I am fine-tuning on a custom dataset using ResNet. I have met with this strange issue. When I try to train the model, I see the following error message:
THCudaCheck FAIL file=/opt/conda/conda-bld/pytorch_1535491974311/work/aten/src/THC/THCCachingHostAllocator.cpp line=271 error=2 : out of memory
Traceback (most recent call last):
File "train.py", line 282, in <module>
main()
File "train.py", line 141, in main
epoch)
File "train.py", line 179, in train
for batch_idx, (data, target) in enumerate(train_loader):
File "/home/haojiedong/tools/anaconda3/lib/python3.6/site-packages/torch/utils/data/dataloader.py", line 316, in __next__
batch = pin_memory_batch(batch)
File "/home/haojiedong/tools/anaconda3/lib/python3.6/site-packages/torch/utils/data/dataloader.py", line 200, in pin_memory_batch
return [pin_memory_batch(sample) for sample in batch]
File "/home/haojiedong/tools/anaconda3/lib/python3.6/site-packages/torch/utils/data/dataloader.py", line 200, in <listcomp>
return [pin_memory_batch(sample) for sample in batch]

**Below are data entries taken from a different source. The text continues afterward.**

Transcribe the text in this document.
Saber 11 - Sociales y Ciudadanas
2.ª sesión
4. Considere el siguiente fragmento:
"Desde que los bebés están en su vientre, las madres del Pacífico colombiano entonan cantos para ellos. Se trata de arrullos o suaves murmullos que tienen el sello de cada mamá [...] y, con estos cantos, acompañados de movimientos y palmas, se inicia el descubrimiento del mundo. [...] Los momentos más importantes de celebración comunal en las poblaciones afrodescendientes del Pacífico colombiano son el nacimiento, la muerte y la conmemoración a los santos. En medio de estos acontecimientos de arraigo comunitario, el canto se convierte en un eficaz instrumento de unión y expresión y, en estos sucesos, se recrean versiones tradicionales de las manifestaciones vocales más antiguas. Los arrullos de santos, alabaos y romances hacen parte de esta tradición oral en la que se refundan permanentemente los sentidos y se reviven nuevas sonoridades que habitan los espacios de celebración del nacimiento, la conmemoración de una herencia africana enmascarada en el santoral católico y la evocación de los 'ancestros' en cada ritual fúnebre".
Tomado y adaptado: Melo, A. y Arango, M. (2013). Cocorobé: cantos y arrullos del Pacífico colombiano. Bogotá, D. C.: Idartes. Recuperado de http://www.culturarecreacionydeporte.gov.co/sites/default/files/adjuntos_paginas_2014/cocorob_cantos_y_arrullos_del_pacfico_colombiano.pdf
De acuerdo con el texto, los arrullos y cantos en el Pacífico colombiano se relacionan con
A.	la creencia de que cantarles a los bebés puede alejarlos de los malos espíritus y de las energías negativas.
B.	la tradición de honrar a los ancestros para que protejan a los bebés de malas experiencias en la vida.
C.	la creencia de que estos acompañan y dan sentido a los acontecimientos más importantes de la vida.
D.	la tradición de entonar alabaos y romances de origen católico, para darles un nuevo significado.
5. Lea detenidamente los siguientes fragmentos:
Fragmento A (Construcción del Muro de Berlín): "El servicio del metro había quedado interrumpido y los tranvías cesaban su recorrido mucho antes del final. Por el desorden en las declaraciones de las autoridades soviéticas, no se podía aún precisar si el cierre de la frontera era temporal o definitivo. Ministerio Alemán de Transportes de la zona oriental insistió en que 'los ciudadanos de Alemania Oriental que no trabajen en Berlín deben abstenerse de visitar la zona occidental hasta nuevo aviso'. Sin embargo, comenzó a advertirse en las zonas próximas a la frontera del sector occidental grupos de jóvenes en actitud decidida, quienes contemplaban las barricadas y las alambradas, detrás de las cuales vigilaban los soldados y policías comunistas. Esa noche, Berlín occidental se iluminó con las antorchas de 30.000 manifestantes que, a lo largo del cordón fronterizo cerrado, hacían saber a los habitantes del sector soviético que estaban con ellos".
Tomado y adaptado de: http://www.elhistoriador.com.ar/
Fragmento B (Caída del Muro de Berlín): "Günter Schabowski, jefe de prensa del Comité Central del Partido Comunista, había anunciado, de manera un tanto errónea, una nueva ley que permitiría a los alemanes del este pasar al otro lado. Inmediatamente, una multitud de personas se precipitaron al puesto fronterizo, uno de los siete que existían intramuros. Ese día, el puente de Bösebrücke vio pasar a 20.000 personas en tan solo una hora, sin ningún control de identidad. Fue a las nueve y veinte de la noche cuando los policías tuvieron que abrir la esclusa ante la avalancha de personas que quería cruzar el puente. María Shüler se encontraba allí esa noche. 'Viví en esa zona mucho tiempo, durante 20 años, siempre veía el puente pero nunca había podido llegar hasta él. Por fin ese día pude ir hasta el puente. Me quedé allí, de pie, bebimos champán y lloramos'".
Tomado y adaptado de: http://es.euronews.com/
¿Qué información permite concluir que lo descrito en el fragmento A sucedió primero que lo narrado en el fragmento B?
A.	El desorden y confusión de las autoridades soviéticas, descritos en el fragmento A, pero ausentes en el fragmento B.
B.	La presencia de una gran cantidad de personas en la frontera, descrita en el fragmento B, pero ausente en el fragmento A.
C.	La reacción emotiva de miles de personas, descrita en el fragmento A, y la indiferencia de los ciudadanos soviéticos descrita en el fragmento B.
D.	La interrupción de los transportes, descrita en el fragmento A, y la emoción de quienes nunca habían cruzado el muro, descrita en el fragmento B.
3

File "/home/haojiedong/tools/anaconda3/lib/python3.6/site-packages/torch/utils/data/dataloader.py", line 194, in pin_memory_batch
return batch.pin_memory()
RuntimeError: cuda runtime error (2) : out of memory at /opt/conda/conda-bld/pytorch_1535491974311/work/aten/src/THC/THCCachingHostAllocator.cpp:271
I tried to reduce the batch size from 64 all the way to batch size 1. But this error still persists. Then I tried to change the training code and use pin_memory=False
in the dataloader parameter. Now I can train the mode with batch size 64 without any error.
I have always used pin_memory=True
in the dataloader and I have never experienced this kind of error before. Why is this failing now?
The pytorch version I am using is 0.4.1.